Retournons au texte de la Genèse qui, rappelons-le, est un texte de structure et d’esprit mythologique. Je n’irai pas jusqu’à me moquer de ces pseudo-scientifiques qui cherchent des morceaux de l’Arche de Noé sur le Mont Ararat ou des traces du Déluge dans les couches géologiques. Certes, il y a eu des tsunamis, de graves inondations çà et là, dus à des ouragans, des tremblements de terre, des glissements de terrain, des éruptions volcaniques : ils ont marqué et marquent encore les consciences des rescapés et des témoins. Encore aujourd’hui. Dans les mentalités de religion archaïque, les communautés ritualisent ces déluges en créant des mythes explicatifs : ainsi elles donnent sens à ces événements. Qu’il y ait des faits historiques ou naturels cachés derrière ces mythes est une certitude. Encore faut-il pouvoir les proportionner à leur réalité, et relire la signification qui leur est donnée selon les peuples et les époques. Certains analystes songent à l’impressionnante éruption volcanique qui fit disparaître les Îles de Santorin et qui a sûrement produit des dégâts sur des civilisations méditerranéennes, crétoises, grecques, phéniciennes… et pourquoi pas, assyriennes et babyloniennes – et par voie de conséquence, hébreux. D’autres pensent que la rupture de l’isthme du Bosphore suivi du remplissage de la Mer Noire aurait laissé un souvenir marquant. Mais quand cette rupture s’est-elle produite ? Et a-t-elle été aussi rapide que celle d’un déluge ? Attendons les résultats des scientifiques. Il y a sûrement eu des séismes et autres accidents naturels moins impressionnants dans ces régions qui ont agité les populations. J’ai le souvenir d’un exégète proposant d’expliquer la mystérieuse apparition des « philistins » (des grecs, semble-t-il) sur les côtes de Palestine par une de ces migrations.

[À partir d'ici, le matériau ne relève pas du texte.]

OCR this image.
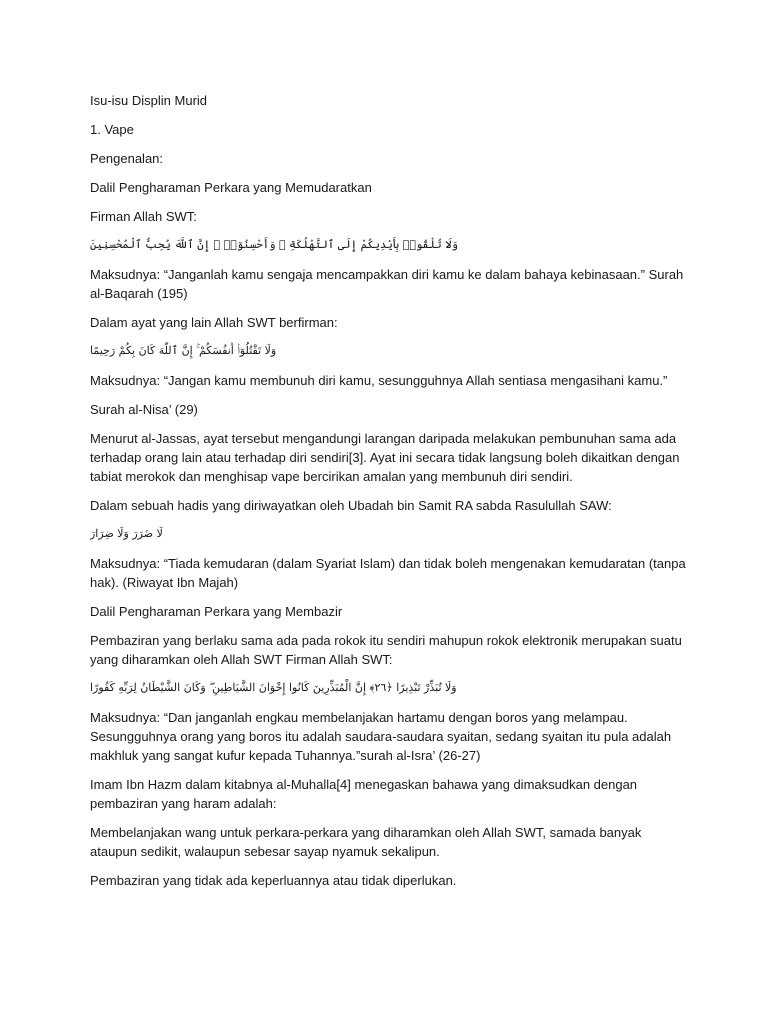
Isu-isu Displin Murid

1. Vape

Pengenalan:

Dalil Pengharaman Perkara yang Memudaratkan

Firman Allah SWT:

وَلَا تُلْقُوا۟ بِأَيْدِيكُمْ إِلَى ٱلتَّهْلُكَةِ ۛ وَأَحْسِنُوٓا۟ ۛ إِنَّ ٱللَّهَ يُحِبُّ ٱلْمُحْسِنِينَ

Maksudnya: “Janganlah kamu sengaja mencampakkan diri kamu ke dalam bahaya kebinasaan.” Surah al-Baqarah (195)

Dalam ayat yang lain Allah SWT berfirman:

وَلَا تَقْتُلُوٓا۟ أَنفُسَكُمْ ۚ إِنَّ ٱللَّهَ كَانَ بِكُمْ رَحِيمًا

Maksudnya: “Jangan kamu membunuh diri kamu, sesungguhnya Allah sentiasa mengasihani kamu.”

Surah al-Nisa’ (29)

Menurut al-Jassas, ayat tersebut mengandungi larangan daripada melakukan pembunuhan sama ada terhadap orang lain atau terhadap diri sendiri[3]. Ayat ini secara tidak langsung boleh dikaitkan dengan tabiat merokok dan menghisap vape bercirikan amalan yang membunuh diri sendiri.

Dalam sebuah hadis yang diriwayatkan oleh Ubadah bin Samit RA sabda Rasulullah SAW:

لَا ضَرَرَ وَلَا ضِرَارَ

Maksudnya: “Tiada kemudaran (dalam Syariat Islam) dan tidak boleh mengenakan kemudaratan (tanpa hak). (Riwayat Ibn Majah)

Dalil Pengharaman Perkara yang Membazir

Pembaziran yang berlaku sama ada pada rokok itu sendiri mahupun rokok elektronik merupakan suatu yang diharamkan oleh Allah SWT Firman Allah SWT:

وَلَا تُبَذِّرْ تَبْذِيرًا ﴿٢٦﴾ إِنَّ الْمُبَذِّرِينَ كَانُوا إِخْوَانَ الشَّيَاطِينِ ۖ وَكَانَ الشَّيْطَانُ لِرَبِّهِ كَفُورًا

Maksudnya: “Dan janganlah engkau membelanjakan hartamu dengan boros yang melampau. Sesungguhnya orang yang boros itu adalah saudara-saudara syaitan, sedang syaitan itu pula adalah makhluk yang sangat kufur kepada Tuhannya.”surah al-Isra’ (26-27)

Imam Ibn Hazm dalam kitabnya al-Muhalla[4] menegaskan bahawa yang dimaksudkan dengan pembaziran yang haram adalah:

Membelanjakan wang untuk perkara-perkara yang diharamkan oleh Allah SWT, samada banyak ataupun sedikit, walaupun sebesar sayap nyamuk sekalipun.

Pembaziran yang tidak ada keperluannya atau tidak diperlukan.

Un de mes enseignants autrefois faisait remarquer qu’il n’y a pas de récit de Déluge en Égypte, là où le Nil déborde chaque année et apporte des bienfaits agricoles à la population. En revanche, la Mésopotamie entourée des deux fleuves capricieux que sont le Tigre et l’Euphrate a dû subir de nombreuses inondations catastrophiques. Le récit du Déluge dans l’Épopée de Gilgamesh, épopée mésopotamienne, est une des sources vraisemblables du Récit de la Genèse : on peut imaginer que les élites hébreux exilées à Babylone en aient pris connaissance. Quant à Platon, son mythe de l’Atlantide et du Déluge dans le « Timée », il a été le produit d’une fécondation entre les mythes archaïques qui circulaient et les expériences vécues par les peuples marins de son environnement. Le Déluge est un archétype presque universel. Que les esprits rationalistes ne s’en offusquent pas : je suis bien certain que nombre d’entre eux prennent du plaisir à regarder des films catastrophes ou lisent des romans où l’eau envahit tout, où survit une communauté de rescapés chargée à la fois de conserver les biens culturels du passé et de réfléchir à l’avenir.

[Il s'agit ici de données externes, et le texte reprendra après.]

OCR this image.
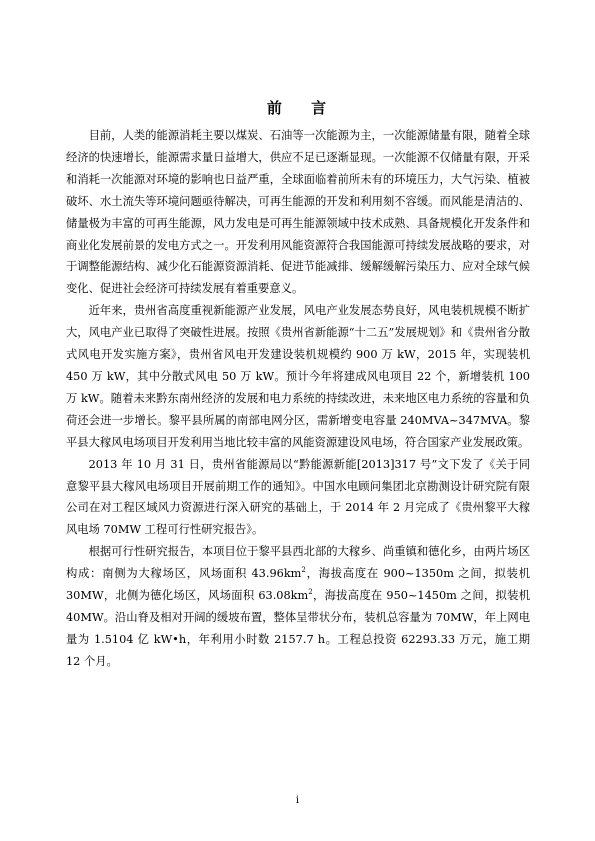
前 言

目前，人类的能源消耗主要以煤炭、石油等一次能源为主，一次能源储量有限，随着全球经济的快速增长，能源需求量日益增大，供应不足已逐渐显现。一次能源不仅储量有限，开采和消耗一次能源对环境的影响也日益严重，全球面临着前所未有的环境压力，大气污染、植被破坏、水土流失等环境问题亟待解决，可再生能源的开发和利用刻不容缓。而风能是清洁的、储量极为丰富的可再生能源，风力发电是可再生能源领域中技术成熟、具备规模化开发条件和商业化发展前景的发电方式之一。开发利用风能资源符合我国能源可持续发展战略的要求，对于调整能源结构、减少化石能源资源消耗、促进节能减排、缓解缓解污染压力、应对全球气候变化、促进社会经济可持续发展有着重要意义。

近年来，贵州省高度重视新能源产业发展，风电产业发展态势良好，风电装机规模不断扩大，风电产业已取得了突破性进展。按照《贵州省新能源“十二五”发展规划》和《贵州省分散式风电开发实施方案》，贵州省风电开发建设装机规模约 900 万 kW，2015 年，实现装机 450 万 kW，其中分散式风电 50 万 kW。预计今年将建成风电项目 22 个，新增装机 100 万 kW。随着未来黔东南州经济的发展和电力系统的持续改进，未来地区电力系统的容量和负荷还会进一步增长。黎平县所属的南部电网分区，需新增变电容量 240MVA~347MVA。黎平县大稼风电场项目开发利用当地比较丰富的风能资源建设风电场，符合国家产业发展政策。

2013 年 10 月 31 日，贵州省能源局以“黔能源新能[2013]317 号”文下发了《关于同意黎平县大稼风电场项目开展前期工作的通知》。中国水电顾问集团北京勘测设计研究院有限公司在对工程区域风力资源进行深入研究的基础上，于 2014 年 2 月完成了《贵州黎平大稼风电场 70MW 工程可行性研究报告》。

根据可行性研究报告，本项目位于黎平县西北部的大稼乡、尚重镇和德化乡，由两片场区构成：南侧为大稼场区，风场面积 $43.96km^2$，海拔高度在 900~1350m 之间，拟装机 30MW，北侧为德化场区，风场面积 $63.08km^2$，海拔高度在 950~1450m 之间，拟装机 40MW。沿山脊及相对开阔的缓坡布置，整体呈带状分布，装机总容量为 70MW，年上网电量为 1.5104 亿 kW•h，年利用小时数 2157.7 h。工程总投资 62293.33 万元，施工期 12 个月。

i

Retour au texte de la Genèse. Tout d’abord, et telle est ma lecture immédiate, il s’agit d’un texte humoristique, ou du moins de « second degré ». Il n’est pas traité d’une manière dramatique comme l’est le récit mésopotamien de Gilgamesh. Une fois de plus, il démontre, comme souvent dans la Bible, que le souterrain entre le tragique et le comique est plus large et fréquenté qu’on ne le croit dans l’espace biblique. Nous sommes d’accord : l’idée d’un anéantissement de toute vie, sauf les poissons et les quelques survivants cachés dans une Arche, parce que le Dieu Créateur trouve que les hommes sont méchants, s’en afflige et décide d’exterminer tous les humains, semble bien peu moral. De plus, ce Dieu en profite pour anéantir aussi le bétail, les animaux sauvages, les reptiles, les oiseaux, qui sont pourtant bien innocents dans l’affaire ! Théodicée fort contestable, pas seulement à nos yeux ! N’importe qui, même à l’époque des rédacteurs de ces pages de la Genèse, aurait estimé qu’une vision d’un tel créateur lunatique est assez saugrenue, voire carrément burlesque. Nous sommes loin des pages que j’ai écrites sur Job et la tragédie de la souffrance innocente. Le genre littéraire et le style de l’écriture du Déluge restent très divertissants. Ceci explique les plaisanteries et chansons écrites autour de cet épisode. Pour approfondir le message, il importe par conséquent de se pencher sur ce récit avec un peu plus d’attention.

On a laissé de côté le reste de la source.